そう私が言ったとき、夫はもうすでに諦めてしまっていた。夫は私の気持ちがそう簡単には変わらないことを分かっていた。だから、短い話し合いで私と花の生活が始まった。それから、夫やその家族に会うことも連絡を取ることもなかった。もう再婚して、新しい幸せな家庭を築いているのかもしれない。私は夫に幸せになっていて欲しいと思っている。夫は優しかったし、夫の家族も悪い人たちではなかった。でも、夫のことを私が一生そばいたいと思えなかったから、ちょっとした習慣や考えの違いを受け入れることができなかったのかもしれない。私を一番愛し、想ってくれる人と暮らすことで幸せになれると思っていたのに、ほんとうは私が一番に想える人でなかったことがそうさせてしまったのだろう。

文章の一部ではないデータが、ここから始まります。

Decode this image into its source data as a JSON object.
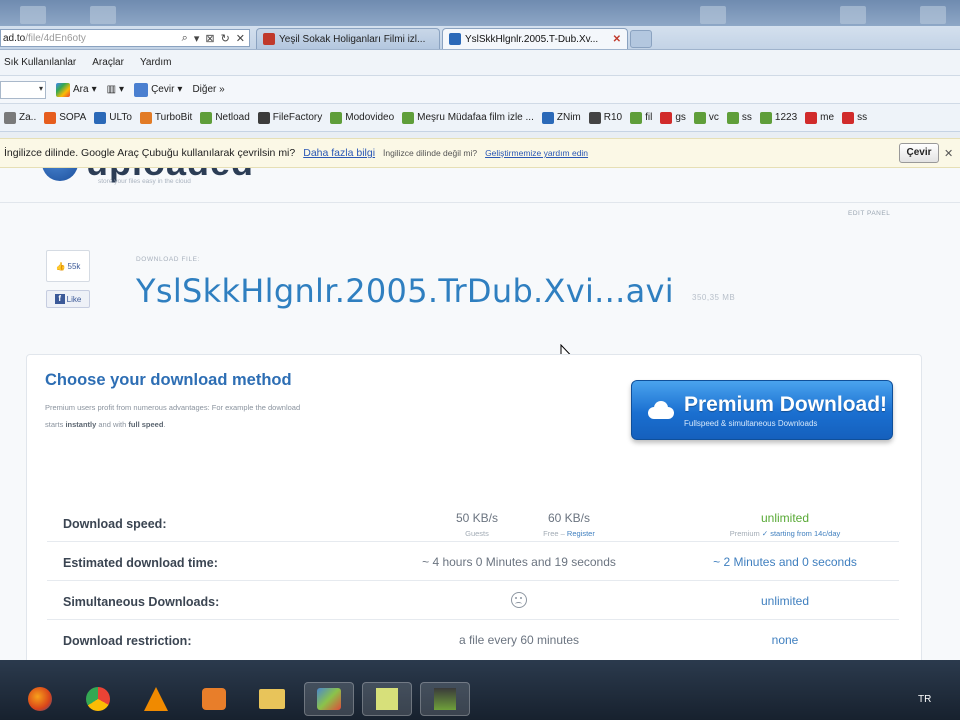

花と二人で暮らすことを決めたとき、もう私は一生、誰にも恋をすることはないだろうと思ったし、恋をしてはいけないような気がしていた。これから先は花だけを見て生きて行こうと。でも花が大きくなって手があまりかからなくなると、花に対する私の役割が少なくなって、そのうち私が必要ではなくなる日が来るのが怖いと思うようになった。花にも好きな人ができて私ひとりこのまま残されてしまうのかと思うと、誰でもいいからそばにいてほしい気持ちになる。でも、私はもう何年も恋なんてしていないし、恋愛に対する怖さもある。それに今の自由で気楽な生活は、とても居心地がいいもだと思っている。そんな時に、私はこのドラマを見て現実のものではない恋の話にドキドキを感じて満足していた。でも私のこの胸のドキドキは主人公のゴロウ君にではなく、ずっと前に大好きだった彼が、ゴロウ君が似ているからかも知れなかった。    

DVDを見終わると、もう二時になっていた。私は、花とドライブに行くため早起きすることを思い出して、あわててベッドの中にいる花の横にもぐり込んだ。私は寝ている花をギュッと抱きしめて眠ろうとした。それでも、胸がドキドキしていて、すぐに眠ることができなかった。